Finance Minister Liu Zhongli will soon announce a budget deficit for 1997, the 12th in succession, with a record bond issue to cover it.
But the level of the government's domestic debt remains low, with a growing bond market able to absorb the higher amount of debt.
Mr Liu's figure, expected to be similar to last year's, will not reflect the full extent of China's deficit, hidden in the accounts of banks that are forced to carry bad debts of state firms and issue stability loans to pay the wages of firms in the red.
Mr Liu will announce the 1997 budget at the National People's Congress, which opens in Beijing tomorrow.
Vice-Finance Minister Liu Jibin said the budgetary situation last year was better than in 1995, with income rising an annual 18 per cent and expenditure rising an annual 16 per cent. The target for last year's budget deficit was 61.44 billion yuan (about HK$57.13 billion), down from 62.14 billion yuan in 1995. Latest estimates put the deficit this year at about 60 billion yuan.

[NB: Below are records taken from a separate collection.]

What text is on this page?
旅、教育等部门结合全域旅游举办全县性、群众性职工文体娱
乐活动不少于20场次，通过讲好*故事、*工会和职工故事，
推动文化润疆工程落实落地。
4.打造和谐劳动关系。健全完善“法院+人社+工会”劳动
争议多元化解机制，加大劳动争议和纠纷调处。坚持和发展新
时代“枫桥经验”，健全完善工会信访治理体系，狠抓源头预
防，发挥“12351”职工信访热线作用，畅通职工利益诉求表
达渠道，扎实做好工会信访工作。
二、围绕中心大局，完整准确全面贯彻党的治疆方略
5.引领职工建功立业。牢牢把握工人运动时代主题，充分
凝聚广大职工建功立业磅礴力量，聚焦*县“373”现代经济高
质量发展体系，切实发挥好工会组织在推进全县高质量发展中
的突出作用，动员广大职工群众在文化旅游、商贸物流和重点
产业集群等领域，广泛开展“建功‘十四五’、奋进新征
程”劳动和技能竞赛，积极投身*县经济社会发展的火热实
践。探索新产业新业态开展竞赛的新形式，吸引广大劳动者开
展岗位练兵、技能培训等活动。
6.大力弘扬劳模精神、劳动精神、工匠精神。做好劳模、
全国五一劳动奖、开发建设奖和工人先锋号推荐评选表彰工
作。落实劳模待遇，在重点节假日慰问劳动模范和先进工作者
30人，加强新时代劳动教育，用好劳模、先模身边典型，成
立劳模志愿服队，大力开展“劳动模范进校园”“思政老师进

To cover this deficit and repayment of interest and principal on earlier bonds, the government this year is issuing 250 billion yuan in bonds, up from 200 billion yuan in 1996 and 154 billion yuan in 1995. Since it started issuing bonds in 1981, the government has issued a total of 676.5 billion yuan, of which 426.5 billion yuan are outstanding or 6.3 per cent of China's 1996 GDP.